Longines developed its UltraQuartz movement cal6512 in parallel to the Beta21 development and their early success -- they announced this innovation in August 1969, although sale and public offering started later and slowly, as everything was assembled by hand -- made Longines to pull out of the CEH Beta21 project: they sold the majority of their project shares to Omega and produced finally just a fraction of their initially planned Longines Beta21 QuartzChron cal6412.
However, the cal6512 UltraQuartz used a very similar concept at all: a quartz vibrating stable at 9'350Hz was the timer and in a feedback-loop was checked against a tuningfork-like micromotor humming at 170Hz, which was used to make the hands move.
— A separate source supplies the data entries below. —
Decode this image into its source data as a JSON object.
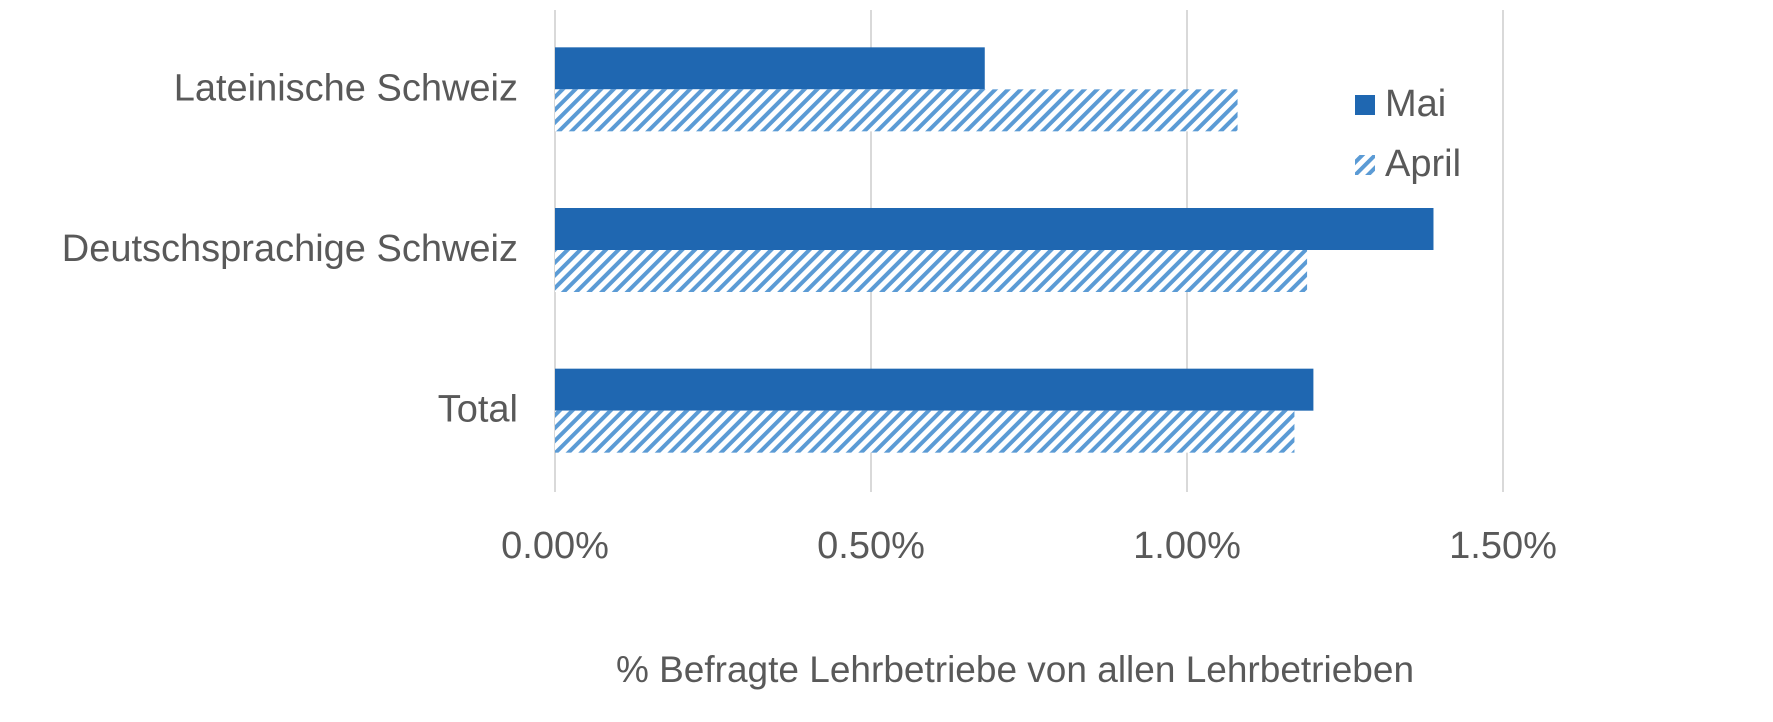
{
  "chart_data": {
    "type": "bar",
    "orientation": "horizontal",
    "categories": [
      "Lateinische Schweiz",
      "Deutschsprachige Schweiz",
      "Total"
    ],
    "series": [
      {
        "name": "Mai",
        "color": "#1f67b1",
        "pattern": "solid",
        "values": [
          0.68,
          1.39,
          1.2
        ]
      },
      {
        "name": "April",
        "color": "#5b9bd5",
        "pattern": "hatch",
        "values": [
          1.08,
          1.19,
          1.17
        ]
      }
    ],
    "xlim": [
      0,
      1.5
    ],
    "xticks": [
      {
        "value": 0,
        "label": "0.00%"
      },
      {
        "value": 0.5,
        "label": "0.50%"
      },
      {
        "value": 1,
        "label": "1.00%"
      },
      {
        "value": 1.5,
        "label": "1.50%"
      }
    ],
    "xlabel": "% Befragte Lehrbetriebe von allen Lehrbetrieben",
    "grid": true,
    "legend": "right"
  }
}
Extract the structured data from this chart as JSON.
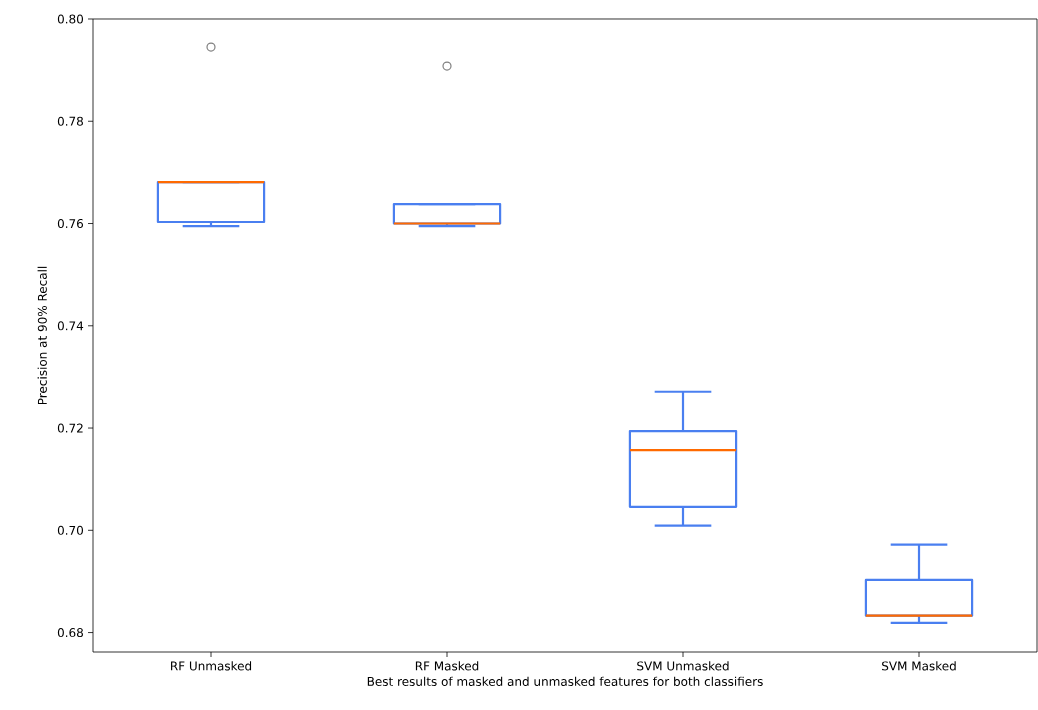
{
  "chart_data": {
    "type": "box",
    "xlabel": "Best results of masked and unmasked features for both classifiers",
    "ylabel": "Precision at 90% Recall",
    "categories": [
      "RF Unmasked",
      "RF Masked",
      "SVM Unmasked",
      "SVM Masked"
    ],
    "color": "#4a7ff0",
    "boxes": [
      {
        "low": 0.7595,
        "q1": 0.7603,
        "median": 0.7681,
        "q3": 0.7681,
        "high": 0.7681,
        "outliers": [
          0.7945
        ]
      },
      {
        "low": 0.7595,
        "q1": 0.76,
        "median": 0.76,
        "q3": 0.7638,
        "high": 0.7638,
        "outliers": [
          0.7908
        ]
      },
      {
        "low": 0.7009,
        "q1": 0.7046,
        "median": 0.7157,
        "q3": 0.7194,
        "high": 0.7271
      },
      {
        "low": 0.6819,
        "q1": 0.6833,
        "median": 0.6833,
        "q3": 0.6903,
        "high": 0.6972
      }
    ],
    "ylim": [
      0.6762,
      0.8
    ],
    "yticks": [
      {
        "value": 0.68,
        "label": "0.68"
      },
      {
        "value": 0.7,
        "label": "0.70"
      },
      {
        "value": 0.72,
        "label": "0.72"
      },
      {
        "value": 0.74,
        "label": "0.74"
      },
      {
        "value": 0.76,
        "label": "0.76"
      },
      {
        "value": 0.78,
        "label": "0.78"
      },
      {
        "value": 0.8,
        "label": "0.80"
      }
    ]
  }
}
So, the differences to Beta21 is the fact the quartz was just used as some kind of correction against the micromotor and not as the source of stable intervals to move the motor. And furthermore it used discrete electronic components instead of a integrated circuit: that resulted in a wild arrangement of 14 transistors, 19 resistors and 7 capacitors on the main plate -- all assembled by hand.
So, while we have Beta21 prototypes being the earliest quartz-driven wristwatches, the Longines UltraQuartz cal6512 was the first publicly announced quartz watch -- beating even the Seiko Astron 35SQ by four months. However, its prototype appearance, its time consuming and complicated assembly and its unreliability make it probably the rarest of the pioneering triumvirate: Longines UltraQuartz, Seiko Astron 35SQ and CEH Beta21.